I am a damn good mom
You want to know what sucks? Feeling like an inadequate parent. I recall one of our marriage therapy sessions where I tried to explain to Mark what happens in my brain and in my heart as a mom. The best explanation I could give him was that I wore my heart on the outside of my body. Being a parent is the hardest job on the earth. I don't say that I explained this to Mark like he didn't care, or didn't sacrifice for his family, but the reality in most situations is that the mom is the parent that bears the brunt of family and household responsibility. In our house I was that parent, Mark blamed the fact that I breastfed the kids, they were "extra attached." I think the biggest reason was just the amount of time I spend with them, Mark worked a lot. When Mark was alive I was able to "tag" him in. When I was at my wit's end, I could hand him his child and step outside. When he worked 80 hour weeks I could at least call him on the phone and listen to him remind me that I could do this. When our teenager decided to smart off he reminded her to show some respect. When Mark was alive I could always count on him walking through the door and taking some of the burden off my shoulders. I could fall into his arms and feel his lips kiss my head and know that I am never truly alone in this battle we call raising children.

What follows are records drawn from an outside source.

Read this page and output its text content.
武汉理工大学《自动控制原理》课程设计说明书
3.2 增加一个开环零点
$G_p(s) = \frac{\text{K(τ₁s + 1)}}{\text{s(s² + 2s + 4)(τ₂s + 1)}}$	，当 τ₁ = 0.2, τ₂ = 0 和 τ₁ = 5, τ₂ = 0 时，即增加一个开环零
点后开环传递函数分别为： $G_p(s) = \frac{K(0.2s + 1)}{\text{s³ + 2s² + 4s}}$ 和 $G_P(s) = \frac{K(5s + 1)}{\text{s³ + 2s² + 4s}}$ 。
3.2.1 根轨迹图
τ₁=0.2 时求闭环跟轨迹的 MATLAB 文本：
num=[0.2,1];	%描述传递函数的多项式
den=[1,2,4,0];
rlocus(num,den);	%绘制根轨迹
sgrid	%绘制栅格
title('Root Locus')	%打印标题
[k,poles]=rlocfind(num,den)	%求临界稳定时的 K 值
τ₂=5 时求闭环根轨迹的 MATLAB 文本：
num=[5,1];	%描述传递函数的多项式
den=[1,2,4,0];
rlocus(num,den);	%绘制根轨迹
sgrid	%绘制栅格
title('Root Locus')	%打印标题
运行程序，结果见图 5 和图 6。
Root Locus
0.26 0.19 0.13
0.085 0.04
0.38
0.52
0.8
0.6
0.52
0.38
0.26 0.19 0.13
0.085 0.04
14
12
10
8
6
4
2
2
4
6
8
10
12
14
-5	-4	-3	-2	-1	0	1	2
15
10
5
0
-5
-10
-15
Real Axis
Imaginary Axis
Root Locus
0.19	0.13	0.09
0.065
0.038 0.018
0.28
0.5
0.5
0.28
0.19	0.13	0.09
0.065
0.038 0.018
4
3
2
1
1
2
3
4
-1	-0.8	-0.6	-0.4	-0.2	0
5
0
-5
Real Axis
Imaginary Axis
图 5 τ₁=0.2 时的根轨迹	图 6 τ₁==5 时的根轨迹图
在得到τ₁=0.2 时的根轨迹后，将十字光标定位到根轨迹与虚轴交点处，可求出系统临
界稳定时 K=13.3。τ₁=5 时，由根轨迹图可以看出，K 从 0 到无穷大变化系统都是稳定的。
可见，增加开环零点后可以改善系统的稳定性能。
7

Now that Mark isn't here I am not only doing the hardest job on earth, but I am doing it in the hardest circumstances on earth. I do not mean to compare, but parenting through grief is daunting. Parenting grieving children is daunting. Here I am parenting grieving children while grieving, and I am doing it alone. Widows and widowers with children do not generally refer to themselves as single parents, but rather solo parents. The distinction being that there is no co-parent to pick up the slack, or to take a weekend with the kids, or to call on birthdays. Every responsibility to care for, nurture, support, and influence the children falls on that solo parent.
Today was one of the days when I felt inadequate. It felt impossible to be in my house with my children. Today I didn't have the option of calling for back-up. Today I yelled, and I cried, and I cleaned up 4 million messes and wiped hundreds of faces, hands, butts, and tears.
Recently my fitness as a parent was questioned. It was questioned by people that don't know me very well. But it was still hard to hear. When anyone, stranger or not, chooses to question a parent in a situation they don't know anything about it tends to hurt, but really just angers you. My response to the accusation is this: I am a damn good mom. I love all four of my children with my whole heart. I pay specific attention to each of them as individual human beings. I ask them how it feels to be them. I encourage them to do what is right. I discipline them when they need to be disciplined. I teach them that there is nothing they could ever do that would make God love them any less. I remind them of how much their dad loves them, and how he will be filled with joy when he sees them again. I have been extremely intentional about addressing their grief by getting each of them in consistent therapy. I remind them of what I need to remind myself: God loves you, and He will fulfill your every need, He will never leave you or forsake you.
So here I sit, waiting for my two youngest to sleep, missing my two oldest that are not here this weekend, and I am choosing to remind myself that not only am I a good mom, but I am never inadequate or ill equipped. My God says to me "that the servant of God may be thoroughly equipped for every good work." 2 Timothy 3:17 He has called me to this life, for reasons I don't yet know or understand, and He promises that He will give me everything I need. He will show me how to love, how to nurture, how to discipline. He will protect us all from harm, and His plan will prevail regardless of any attacks from any enemy.